Principal Michael George was concerned about the reaction of other students to a lesbian couple walking in together, Olson said, so on Friday the district decided the royal court would arrive individually or accompanied by a parent or favorite teacher.
This sort of abrupt enactment of a new school policy was exactly how Constance McMillen’s high school leadership decided to handle things last year when she wanted to bring her girlfriend to her senior prom. On that occasion the education professionals decided to cancel the ‘official’ prom altogether rather than allow Constance and her girlfriend to attend as a couple.
This is that not-so-subtle power move many in education use against the entire group which is by design applied in order to turn peers against that lone square peg. Maybe you remember how it worked; “We were going to let class out early today, but Susie keeps talking so I guess you will all have to stay late.”
This sort of manipulative behavior management has been described to me as positive peer pressure when I have questioned teachers about the practice. It worked wonders in the case of Constance, who was repeatedly positioned against her entire community for daring to wish to bring her sweetheart to her senior prom. It resulted in threats of violence, a secret private prom, and finally her exile from the community.
However in this new case, the school’s decision to change its tradition of having the students walk in as couples in favor of having them accompanied by an adult sparked the federal lawsuit filed Friday on the teens’ behalf by representatives of the Southern Poverty Law Center, the National Center for Lesbian Rights and the Faegre & Benson law firm.
These are some of the same groups who came to represent Constance last spring, and they’re pretty well onto this game.
The good news however is that today following a six-hour mediation session, it seems the district has had a change of heart and announced that the new policy – the one put into place to ensure that the girls could not walk together has now been modified to ensure that they can walk together.

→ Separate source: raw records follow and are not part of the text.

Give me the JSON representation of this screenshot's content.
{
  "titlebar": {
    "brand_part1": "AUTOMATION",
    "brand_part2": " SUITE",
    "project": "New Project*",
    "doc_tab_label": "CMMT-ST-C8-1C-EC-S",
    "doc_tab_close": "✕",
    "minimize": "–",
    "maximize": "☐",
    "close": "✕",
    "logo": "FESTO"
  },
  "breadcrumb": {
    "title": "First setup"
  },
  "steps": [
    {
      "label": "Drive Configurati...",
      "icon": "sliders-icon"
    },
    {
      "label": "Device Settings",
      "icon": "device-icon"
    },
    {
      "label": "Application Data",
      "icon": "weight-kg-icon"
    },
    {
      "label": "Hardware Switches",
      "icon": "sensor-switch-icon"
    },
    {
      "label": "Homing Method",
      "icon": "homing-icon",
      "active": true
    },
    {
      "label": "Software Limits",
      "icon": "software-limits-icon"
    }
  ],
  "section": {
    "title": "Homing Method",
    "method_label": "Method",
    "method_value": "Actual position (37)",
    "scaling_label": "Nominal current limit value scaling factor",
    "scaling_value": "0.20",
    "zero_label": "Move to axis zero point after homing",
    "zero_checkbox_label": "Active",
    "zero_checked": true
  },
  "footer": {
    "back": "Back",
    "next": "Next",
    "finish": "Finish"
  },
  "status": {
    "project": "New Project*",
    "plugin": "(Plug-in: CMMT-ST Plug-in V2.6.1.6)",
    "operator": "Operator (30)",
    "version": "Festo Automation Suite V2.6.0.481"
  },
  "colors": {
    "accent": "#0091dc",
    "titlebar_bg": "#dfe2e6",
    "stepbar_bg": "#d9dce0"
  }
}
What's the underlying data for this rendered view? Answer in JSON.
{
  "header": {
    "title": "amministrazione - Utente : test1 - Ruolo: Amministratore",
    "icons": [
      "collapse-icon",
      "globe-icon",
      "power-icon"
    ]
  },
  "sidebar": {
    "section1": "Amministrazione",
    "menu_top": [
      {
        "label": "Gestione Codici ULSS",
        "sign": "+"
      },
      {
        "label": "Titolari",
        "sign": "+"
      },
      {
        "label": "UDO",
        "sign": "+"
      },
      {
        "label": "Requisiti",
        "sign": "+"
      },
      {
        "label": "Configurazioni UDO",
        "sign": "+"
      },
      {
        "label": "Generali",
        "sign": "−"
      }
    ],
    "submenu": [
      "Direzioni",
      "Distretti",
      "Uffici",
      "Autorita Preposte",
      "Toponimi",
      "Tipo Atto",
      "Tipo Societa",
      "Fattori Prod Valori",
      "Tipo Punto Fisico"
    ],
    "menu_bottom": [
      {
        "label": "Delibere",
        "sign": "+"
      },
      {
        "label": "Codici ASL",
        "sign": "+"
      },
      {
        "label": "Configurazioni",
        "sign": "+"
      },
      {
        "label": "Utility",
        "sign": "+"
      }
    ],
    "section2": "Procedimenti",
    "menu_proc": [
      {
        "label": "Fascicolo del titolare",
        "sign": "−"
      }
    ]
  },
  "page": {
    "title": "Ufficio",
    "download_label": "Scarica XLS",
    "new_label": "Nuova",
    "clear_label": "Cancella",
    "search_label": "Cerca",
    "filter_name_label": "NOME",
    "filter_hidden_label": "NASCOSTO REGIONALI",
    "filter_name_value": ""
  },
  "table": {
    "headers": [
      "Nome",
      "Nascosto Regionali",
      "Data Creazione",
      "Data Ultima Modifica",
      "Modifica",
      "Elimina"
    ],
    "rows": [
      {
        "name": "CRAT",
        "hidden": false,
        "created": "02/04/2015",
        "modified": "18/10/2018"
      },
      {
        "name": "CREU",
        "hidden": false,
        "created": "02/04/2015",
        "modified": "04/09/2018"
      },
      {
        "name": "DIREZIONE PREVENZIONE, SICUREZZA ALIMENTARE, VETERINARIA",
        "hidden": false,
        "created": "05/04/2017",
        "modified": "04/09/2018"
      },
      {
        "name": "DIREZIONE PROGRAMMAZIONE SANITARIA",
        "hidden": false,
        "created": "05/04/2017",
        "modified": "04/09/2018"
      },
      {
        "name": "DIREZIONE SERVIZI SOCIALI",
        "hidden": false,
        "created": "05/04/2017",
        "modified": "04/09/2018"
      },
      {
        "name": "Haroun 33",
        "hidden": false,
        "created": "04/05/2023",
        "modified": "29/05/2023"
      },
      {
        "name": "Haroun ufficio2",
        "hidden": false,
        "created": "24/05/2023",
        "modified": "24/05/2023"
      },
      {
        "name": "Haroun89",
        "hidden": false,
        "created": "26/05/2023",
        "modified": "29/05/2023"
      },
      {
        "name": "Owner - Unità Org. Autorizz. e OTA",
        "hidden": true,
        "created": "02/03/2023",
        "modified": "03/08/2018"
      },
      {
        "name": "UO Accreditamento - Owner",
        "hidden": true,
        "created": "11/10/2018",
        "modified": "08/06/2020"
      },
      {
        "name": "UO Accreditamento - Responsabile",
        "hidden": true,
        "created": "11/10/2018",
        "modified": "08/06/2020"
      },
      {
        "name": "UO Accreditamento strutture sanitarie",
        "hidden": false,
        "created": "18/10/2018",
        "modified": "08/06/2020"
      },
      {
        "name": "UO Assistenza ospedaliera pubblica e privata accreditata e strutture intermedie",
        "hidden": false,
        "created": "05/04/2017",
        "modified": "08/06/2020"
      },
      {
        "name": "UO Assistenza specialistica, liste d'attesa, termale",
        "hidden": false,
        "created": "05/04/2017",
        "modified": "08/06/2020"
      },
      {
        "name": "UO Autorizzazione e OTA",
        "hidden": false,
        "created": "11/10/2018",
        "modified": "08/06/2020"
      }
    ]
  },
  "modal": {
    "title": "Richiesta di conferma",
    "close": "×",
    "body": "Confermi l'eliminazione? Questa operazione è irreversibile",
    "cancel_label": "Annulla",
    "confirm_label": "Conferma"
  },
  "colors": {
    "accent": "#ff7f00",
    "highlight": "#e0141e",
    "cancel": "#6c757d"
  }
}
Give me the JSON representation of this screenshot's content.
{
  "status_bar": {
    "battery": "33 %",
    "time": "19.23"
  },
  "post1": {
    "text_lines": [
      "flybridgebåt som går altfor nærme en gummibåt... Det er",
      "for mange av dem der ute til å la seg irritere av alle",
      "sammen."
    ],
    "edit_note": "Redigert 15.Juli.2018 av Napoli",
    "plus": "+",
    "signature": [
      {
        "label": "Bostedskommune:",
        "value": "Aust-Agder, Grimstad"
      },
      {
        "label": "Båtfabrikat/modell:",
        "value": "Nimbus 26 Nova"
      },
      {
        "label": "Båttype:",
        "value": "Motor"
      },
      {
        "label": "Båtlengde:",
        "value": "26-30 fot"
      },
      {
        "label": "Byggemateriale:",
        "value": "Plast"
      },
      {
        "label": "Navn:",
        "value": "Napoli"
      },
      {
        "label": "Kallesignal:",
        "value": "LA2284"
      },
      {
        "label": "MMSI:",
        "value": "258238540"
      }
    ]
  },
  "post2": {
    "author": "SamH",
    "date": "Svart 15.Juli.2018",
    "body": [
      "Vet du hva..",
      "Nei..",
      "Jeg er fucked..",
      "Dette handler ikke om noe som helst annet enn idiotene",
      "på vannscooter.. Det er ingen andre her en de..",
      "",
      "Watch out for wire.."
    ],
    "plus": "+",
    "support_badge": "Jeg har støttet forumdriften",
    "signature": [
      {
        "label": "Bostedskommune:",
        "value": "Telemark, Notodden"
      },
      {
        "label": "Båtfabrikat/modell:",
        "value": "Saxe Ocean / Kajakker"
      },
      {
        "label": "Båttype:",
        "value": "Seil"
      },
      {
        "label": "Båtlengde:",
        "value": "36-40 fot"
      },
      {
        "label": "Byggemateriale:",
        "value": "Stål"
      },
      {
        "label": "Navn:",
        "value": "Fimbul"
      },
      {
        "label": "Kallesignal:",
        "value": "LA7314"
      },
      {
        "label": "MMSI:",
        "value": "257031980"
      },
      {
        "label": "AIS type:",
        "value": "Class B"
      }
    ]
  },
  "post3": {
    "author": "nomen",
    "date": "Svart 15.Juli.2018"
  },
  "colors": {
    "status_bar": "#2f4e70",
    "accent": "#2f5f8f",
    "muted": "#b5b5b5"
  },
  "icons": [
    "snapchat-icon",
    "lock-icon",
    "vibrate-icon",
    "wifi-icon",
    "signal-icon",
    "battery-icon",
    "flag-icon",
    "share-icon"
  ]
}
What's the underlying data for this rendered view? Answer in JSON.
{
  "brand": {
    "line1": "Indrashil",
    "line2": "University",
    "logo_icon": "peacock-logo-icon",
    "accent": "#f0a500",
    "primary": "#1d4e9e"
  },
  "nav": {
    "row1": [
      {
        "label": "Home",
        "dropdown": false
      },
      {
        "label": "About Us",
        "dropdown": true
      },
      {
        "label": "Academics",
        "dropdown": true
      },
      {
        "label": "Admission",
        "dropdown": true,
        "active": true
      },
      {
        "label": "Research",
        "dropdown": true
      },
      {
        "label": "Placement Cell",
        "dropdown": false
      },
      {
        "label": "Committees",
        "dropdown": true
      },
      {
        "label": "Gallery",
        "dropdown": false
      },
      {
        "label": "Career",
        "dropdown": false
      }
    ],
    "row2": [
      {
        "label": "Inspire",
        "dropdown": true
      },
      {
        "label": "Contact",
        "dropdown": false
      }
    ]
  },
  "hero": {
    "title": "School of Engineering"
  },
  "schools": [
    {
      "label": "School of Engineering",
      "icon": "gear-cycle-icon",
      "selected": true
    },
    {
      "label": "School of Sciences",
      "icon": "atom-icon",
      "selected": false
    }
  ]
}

“All parties are pleased to announce that we have worked together, collaboratively, to arrive at an arrangement for introductions of elected royalty that is respectful and inclusive of all students,” said the statement revealing the new arrangement, which will allow each member of the 24-person royalty court to “select a meaningful person in their life” to escort them in the coronation procession at the Snow Days Pep Fest and winter formal dance in the school’s gym. The new plan will allow Shelton and Lindstrom to walk together at those events, which are likely to be held Monday, though school officials are considering pushing them back a few days to give students more time to choose escorts.
Now if we could just get that district to consider the possibility that their recent internal investigation of their many teen suicides, the investigation that hadn’t confirmed that any of the students were bullied and only confirmed one of them was gay, may be slightly flawed.
Given that this entire administration was unable to see the value of affirming the basic rights of these girls to pick their own dates or the harm they were doing by taking a hard-line to erase the couple from existance, I am pretty sure they need an outside audit on the living conditions within their schools.
On the flip side, students elected this couple. Clearly they would like to see things change for the better and thank goodness tomorrow belongs to them.